Search code examples
stringtextstreamreader

Reading from a text file with some really weird string length results


I'm trying to read a text file full of Twitter Screen Names and store them in a database. ScreenNames can't be more than 15 characters so one of my checks ensures that the name isn't more than 15 characters.

I've found something really strange going on when I try to upload AmericanExpress.

This is my text file contents:

americanexpress
AmericanExpress‎
AMERICANEXPRESS

And this is my code:

var names = new List<string>();
var badNames = new List<string>();

using (StreamReader reader = new StreamReader(file.InputStream, Encoding.UTF8))
{
    string line;
    while (!reader.EndOfStream)
    {
        line = reader.ReadLine();
        var name = line.ToLower().Trim();

        Debug.WriteLine(line + " " + line.Length + " " + name + " " + name.Length);
        if (name.Length > 15 || string.IsNullOrWhiteSpace(name))
        {
            badNames.Add(name);
            continue;
        }

        if (names.Contains(name))
        {
            continue;
        }

        names.Add(name);
    }
}

The first americanexpress passes the under 15 length test, the second fails, and the third passes. When I debug the code and hover over name during the second loop for AmericanExpress, this is what I get:

enter image description here enter image description here

And this is Debug output:

americanexpress 15 americanexpress 15
AmericanExpress‎ 16 americanexpress‎ 16
AMERICANEXPRESS 15 americanexpress 15

I've counted the characters in AmericanExpress at least 10 times, and I'm pretty sure it's only 15 character.

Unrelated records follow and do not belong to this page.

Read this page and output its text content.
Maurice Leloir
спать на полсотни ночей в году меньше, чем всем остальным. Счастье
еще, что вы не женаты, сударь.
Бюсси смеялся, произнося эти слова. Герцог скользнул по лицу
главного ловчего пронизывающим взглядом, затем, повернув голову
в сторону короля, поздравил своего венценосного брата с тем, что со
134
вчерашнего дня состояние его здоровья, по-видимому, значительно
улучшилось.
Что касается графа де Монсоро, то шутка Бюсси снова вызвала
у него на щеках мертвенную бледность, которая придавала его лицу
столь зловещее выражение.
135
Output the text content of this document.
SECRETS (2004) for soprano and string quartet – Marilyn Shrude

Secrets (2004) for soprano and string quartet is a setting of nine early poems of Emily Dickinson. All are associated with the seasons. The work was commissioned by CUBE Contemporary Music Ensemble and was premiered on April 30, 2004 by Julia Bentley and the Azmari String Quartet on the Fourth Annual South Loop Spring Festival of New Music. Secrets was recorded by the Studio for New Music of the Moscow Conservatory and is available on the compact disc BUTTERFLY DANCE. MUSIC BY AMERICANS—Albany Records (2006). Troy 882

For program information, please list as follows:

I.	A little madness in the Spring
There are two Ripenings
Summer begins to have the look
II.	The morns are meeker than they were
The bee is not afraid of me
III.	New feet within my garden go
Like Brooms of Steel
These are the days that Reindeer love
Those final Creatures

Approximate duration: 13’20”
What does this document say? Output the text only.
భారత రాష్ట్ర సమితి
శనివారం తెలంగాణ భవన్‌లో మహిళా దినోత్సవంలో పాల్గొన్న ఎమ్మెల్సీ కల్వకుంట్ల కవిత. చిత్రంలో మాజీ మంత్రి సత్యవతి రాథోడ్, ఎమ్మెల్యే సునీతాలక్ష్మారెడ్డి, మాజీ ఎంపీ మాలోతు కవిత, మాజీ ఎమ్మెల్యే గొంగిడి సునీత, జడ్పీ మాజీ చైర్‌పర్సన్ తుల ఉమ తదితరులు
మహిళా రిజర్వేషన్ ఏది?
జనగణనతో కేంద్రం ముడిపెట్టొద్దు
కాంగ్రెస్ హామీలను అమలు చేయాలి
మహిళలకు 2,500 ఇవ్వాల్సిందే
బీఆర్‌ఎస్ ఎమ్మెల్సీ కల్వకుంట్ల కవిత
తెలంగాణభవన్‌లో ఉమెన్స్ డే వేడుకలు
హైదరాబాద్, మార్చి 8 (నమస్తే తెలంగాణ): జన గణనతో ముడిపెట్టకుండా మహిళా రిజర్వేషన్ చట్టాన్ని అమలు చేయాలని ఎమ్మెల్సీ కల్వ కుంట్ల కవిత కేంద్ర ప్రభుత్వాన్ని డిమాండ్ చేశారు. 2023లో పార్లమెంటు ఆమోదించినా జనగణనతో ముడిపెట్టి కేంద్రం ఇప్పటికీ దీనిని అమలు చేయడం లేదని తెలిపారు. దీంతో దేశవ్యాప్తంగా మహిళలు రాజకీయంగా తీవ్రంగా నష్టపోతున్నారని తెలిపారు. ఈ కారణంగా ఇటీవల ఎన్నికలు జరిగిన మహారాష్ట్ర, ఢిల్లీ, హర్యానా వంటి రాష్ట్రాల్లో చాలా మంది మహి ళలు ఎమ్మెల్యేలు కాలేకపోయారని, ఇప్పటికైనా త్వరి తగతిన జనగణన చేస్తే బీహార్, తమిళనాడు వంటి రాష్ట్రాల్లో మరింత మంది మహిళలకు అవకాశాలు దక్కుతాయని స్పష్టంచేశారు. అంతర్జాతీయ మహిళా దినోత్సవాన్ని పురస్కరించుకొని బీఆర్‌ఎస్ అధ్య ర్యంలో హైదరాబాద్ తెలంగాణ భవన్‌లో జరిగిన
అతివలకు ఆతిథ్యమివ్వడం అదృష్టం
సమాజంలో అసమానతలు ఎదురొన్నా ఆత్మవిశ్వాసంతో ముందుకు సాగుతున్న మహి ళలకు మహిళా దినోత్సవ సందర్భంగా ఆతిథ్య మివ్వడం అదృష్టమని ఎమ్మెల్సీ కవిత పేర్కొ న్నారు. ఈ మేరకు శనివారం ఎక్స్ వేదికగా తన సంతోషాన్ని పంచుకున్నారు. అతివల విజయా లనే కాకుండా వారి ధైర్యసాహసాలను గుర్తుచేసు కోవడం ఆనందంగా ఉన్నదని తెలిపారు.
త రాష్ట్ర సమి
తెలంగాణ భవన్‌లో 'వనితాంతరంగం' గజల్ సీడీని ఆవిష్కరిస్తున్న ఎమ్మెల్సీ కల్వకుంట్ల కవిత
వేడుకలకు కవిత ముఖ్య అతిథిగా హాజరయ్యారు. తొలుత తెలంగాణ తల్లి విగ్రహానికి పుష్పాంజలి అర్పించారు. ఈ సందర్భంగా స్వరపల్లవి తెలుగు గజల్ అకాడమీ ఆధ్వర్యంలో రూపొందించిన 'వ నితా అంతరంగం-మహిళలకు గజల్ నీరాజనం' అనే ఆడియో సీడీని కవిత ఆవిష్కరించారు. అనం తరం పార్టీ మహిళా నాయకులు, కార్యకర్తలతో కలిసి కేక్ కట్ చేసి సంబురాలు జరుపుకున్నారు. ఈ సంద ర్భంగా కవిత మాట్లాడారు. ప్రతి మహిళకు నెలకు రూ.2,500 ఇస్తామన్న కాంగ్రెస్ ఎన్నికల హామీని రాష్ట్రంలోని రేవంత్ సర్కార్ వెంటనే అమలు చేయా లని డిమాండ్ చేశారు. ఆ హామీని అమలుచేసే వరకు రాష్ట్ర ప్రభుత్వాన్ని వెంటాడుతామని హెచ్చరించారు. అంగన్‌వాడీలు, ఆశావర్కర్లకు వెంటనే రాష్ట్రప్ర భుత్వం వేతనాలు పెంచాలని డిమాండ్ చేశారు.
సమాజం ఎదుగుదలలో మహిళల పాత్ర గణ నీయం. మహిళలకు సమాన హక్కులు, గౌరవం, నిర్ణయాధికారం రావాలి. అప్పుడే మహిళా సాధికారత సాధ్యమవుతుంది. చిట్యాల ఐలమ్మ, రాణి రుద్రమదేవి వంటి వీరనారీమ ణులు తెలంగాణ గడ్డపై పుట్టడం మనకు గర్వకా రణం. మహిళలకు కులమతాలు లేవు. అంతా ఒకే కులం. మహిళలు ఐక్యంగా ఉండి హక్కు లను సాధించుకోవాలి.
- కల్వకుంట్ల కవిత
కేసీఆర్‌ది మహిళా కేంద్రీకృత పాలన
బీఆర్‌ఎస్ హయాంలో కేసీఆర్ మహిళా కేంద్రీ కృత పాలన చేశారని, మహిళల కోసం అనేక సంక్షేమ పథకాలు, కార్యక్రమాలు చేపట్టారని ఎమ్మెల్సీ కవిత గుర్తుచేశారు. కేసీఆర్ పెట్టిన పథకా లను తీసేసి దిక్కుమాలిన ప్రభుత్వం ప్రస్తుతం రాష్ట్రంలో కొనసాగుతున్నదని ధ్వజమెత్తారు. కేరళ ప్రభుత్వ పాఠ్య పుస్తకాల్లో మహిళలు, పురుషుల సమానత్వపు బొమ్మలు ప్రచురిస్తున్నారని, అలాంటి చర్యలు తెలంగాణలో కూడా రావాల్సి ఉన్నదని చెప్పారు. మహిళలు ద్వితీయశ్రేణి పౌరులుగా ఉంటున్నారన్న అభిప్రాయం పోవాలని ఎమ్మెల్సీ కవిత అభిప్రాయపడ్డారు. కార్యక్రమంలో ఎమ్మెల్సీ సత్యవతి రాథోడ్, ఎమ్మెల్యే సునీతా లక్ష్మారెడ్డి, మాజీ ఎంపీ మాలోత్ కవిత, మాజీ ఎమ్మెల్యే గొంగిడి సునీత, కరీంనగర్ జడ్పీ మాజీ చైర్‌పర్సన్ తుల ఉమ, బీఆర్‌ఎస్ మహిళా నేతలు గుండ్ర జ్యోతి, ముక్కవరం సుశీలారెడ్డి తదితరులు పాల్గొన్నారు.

Does anyone have any idea why Visual Studio is telling me americanexpress.Length = 16?

SOLUTION

name = Regex.Replace(name, @"[^\u0000-\u007F]", string.Empty);


Solution

  • After the s is a character, which is not visible but counts as a char. look at

    name[15]    8206 '‎'
    

    for information about the char 8206 see http://www.fileformat.info/info/unicode/char/200e/index.htm

    possible solution: read only the ASCII values

    var name = Encoding.ASCII.GetString(Encoding.ASCII.GetBytes(line.ToLower().Trim()));